Cerebral Palsy

[zaksmum]

My son Zak is now 14 months old. He has severe spastic quadripligic cerebral palsy, West syndrome, gastrostoy fed due to GORD, partially sighted, mild microcephaly, epilepsy severe developmental delay, can't hold his head up, has no control of movement, and is more or less still at new born level for everything. All due to having hypoxic iscaemic encephalopathy stage 2 at birth. No matter how hard I try, none of his team of experts will give me an answer to a question I find impossible to ignore. I understand why they say, no one knows, we could all get hit by a bus tomorrow, it all depends on what we do to help him and so on, and if one more says "we don't have a chrystal ball", I will stick that chrystal ball somewhere they really won't appreciate! I don't want an exact number, I don't need to be treated with kid gloves. The average life expectancy of a human being is around 75 years, I am not going to get to 74 and sell up, go on holiday and live as though I am not going to be here tomorrow. That is all I want to know. How long can I realistically have my son. Just a ball park figure. How long do people generally live for with these conditions???? Because no one will tell me, the only way I have of finding out is by comparing him with other children I know. Two I know personally are 6 and 11 years old, both have been given an average life expectancy of 20 years. Is it the same for Zak. I am not intentionally morbid, I just want to fit a full life expectancy in to what ever time we have together and I need to know what I am dealing with. I love my son more than life itself and will never forgive myself if I didn't give him everything in my power before it is too late.

[tash30]

hi i have a daughter who has the same and the life expectancy that i was given was 19 to 20 its really sad i cant believe it myself but she has beaten the odds before i hope she can again...... this was the first question i asked when i was told she had cp....my little girl is 8 she and i love her to death and wouldnt changer for the world and i also love her more than life i know what u are going through right know i wish u and your child the best...... every day is a new and special day ....i hope i have helped in some way

[zaksmum]

Thank you so very much for your honest reply. I guessed that it was going to be around 20 years. At least I can start to make plans for Zaks life. If he then lives way past this estimation, we will party and celebrate his life, making every day count. I will be less inclined to sit back and watch and more inclined to really get stuck in.

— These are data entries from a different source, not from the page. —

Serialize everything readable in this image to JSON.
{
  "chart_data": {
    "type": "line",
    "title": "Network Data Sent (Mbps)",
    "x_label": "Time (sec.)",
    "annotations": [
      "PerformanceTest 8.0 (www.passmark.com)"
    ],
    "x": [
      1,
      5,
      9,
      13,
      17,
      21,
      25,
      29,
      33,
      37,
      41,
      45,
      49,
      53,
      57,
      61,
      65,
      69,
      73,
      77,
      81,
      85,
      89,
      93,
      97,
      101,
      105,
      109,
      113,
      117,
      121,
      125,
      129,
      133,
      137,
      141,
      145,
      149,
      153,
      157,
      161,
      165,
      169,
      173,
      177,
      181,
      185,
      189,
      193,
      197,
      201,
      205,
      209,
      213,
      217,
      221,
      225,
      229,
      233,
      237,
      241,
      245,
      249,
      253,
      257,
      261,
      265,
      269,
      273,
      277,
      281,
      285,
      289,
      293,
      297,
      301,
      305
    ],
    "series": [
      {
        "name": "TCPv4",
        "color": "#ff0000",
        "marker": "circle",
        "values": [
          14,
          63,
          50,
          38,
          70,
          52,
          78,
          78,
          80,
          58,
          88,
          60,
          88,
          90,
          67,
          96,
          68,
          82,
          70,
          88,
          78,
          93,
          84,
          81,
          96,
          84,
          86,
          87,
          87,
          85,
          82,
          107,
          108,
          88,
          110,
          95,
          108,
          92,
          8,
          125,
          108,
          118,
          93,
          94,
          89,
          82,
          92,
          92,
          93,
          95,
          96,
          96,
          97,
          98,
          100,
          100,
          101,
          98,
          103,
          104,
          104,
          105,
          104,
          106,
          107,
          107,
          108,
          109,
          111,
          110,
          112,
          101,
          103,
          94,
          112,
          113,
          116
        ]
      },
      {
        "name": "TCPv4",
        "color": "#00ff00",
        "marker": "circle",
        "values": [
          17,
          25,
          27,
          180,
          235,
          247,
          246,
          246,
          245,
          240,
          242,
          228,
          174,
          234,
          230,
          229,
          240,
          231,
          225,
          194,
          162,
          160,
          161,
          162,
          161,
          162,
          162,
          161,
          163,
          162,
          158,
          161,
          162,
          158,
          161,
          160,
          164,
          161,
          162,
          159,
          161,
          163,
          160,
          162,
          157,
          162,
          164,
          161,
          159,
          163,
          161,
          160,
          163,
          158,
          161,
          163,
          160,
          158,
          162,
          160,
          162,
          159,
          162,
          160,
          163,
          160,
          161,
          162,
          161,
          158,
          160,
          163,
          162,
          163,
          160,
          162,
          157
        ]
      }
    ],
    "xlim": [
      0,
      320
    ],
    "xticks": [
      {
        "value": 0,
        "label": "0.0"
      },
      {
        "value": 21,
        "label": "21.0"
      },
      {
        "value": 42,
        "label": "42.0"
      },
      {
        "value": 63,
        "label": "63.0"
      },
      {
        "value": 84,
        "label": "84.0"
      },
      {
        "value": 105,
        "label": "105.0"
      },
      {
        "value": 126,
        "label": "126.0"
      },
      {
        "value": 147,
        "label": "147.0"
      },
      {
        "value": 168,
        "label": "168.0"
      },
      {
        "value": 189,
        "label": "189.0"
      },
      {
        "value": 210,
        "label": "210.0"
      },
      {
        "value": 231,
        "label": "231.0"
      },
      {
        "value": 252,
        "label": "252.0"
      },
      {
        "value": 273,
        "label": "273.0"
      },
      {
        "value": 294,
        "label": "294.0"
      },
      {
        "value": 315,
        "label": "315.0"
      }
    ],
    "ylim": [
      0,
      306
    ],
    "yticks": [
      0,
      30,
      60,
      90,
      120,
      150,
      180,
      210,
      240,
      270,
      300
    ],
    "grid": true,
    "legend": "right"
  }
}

Things like Derian house, that I would have put off till a later date, I can now complete the forms they sent me and get down there and appreciate everything that is on offer.
Zak has now developed Lennox Gastaut Syndrome. I don't know if that has any more of a baring on his life expectancy or not, But I will not be defeated and I certainly will not give up trying to make my little boys life amazing regardless of his disabilities.
Once again, Thank you!!xx

[tash30]

your welcome my daughter hasnt got Lennox Gastaut Syndrome it only occurs in boys.... i cant really help u with that one. Im glad that i was able to help i wish you guys all the luck in world....

[prisrb]

WHAT? Is it really around 20. My daughter is 19 and she was just diagnosed 2 weeks ago with CP. She has a mild form of CP with symptoms of spastic diplegia. She has been to many Dr.s thru out her life for many things. When she was about 4 yrs old we were told that her legs should be operated on because her knees rubbed together when she walked or ran. This has caused her have many falling accidents over the yrs. We were told that it was due to her sitting in the W position (opposit of indian style) but that she could grow out of it. We were also told that she would be in a lower body cast for 6 months and we didn't want to put her that kind of pain if she "could going to grow out of it" and at age 5 we were told by a Dr. that she had a slight hearing loss in one of her ears but we shouldn't worry about it and this was due to ear infections. At age 12 or so we were told that she had slight scoliosis and that she would eventually straighen up with growing into a teenager. She has had a learning disability since 3rd grade and was in Special Ed classes and special physical ed classes from 3rd-7th then we moved to another State and they didn't have Sped classes so they put her in reg classes which had a helper (supposedly helping her) but she started to fall behind. She dropped out of school at age 18 against our wishes. She was a Sr. but classified a Sophmore because of lack of credits.
When she was around 14 she developed emotional problems and was diognosed Bi-polar w-pshcotic tendensies and a anxiety & anger problem, ADD, PTSD, Insomnia. When she was 14 she developed kidney stones and had to have lithotripsy to remove them and her back started to hurt after that and it would cause pain every so often. When she was about 16 she had teeth problems and had to have all 4 wisdom teeth removed. At age 17 she started having cronic back pain and it has gotten worse within the last yr or so she has started having shaking in her hands (kind of like small tremors) and she will blank out when I am talking to her like she is having a peti-mal seizure.She also has been getting migrains almost every day (But I don't know I don't know if she really is or if she is just being a hypochondiac. She did have a MRI 2 weeks ago and the Nerologist said it looked like there was no seizure activity but said she did have CP. She has to go to the ER for pain shots and meds to relieve the severe pain spasms she gets alot. She is 19 now and is in constant pain!!! Does CP cause pain??? Or could she just want the attention?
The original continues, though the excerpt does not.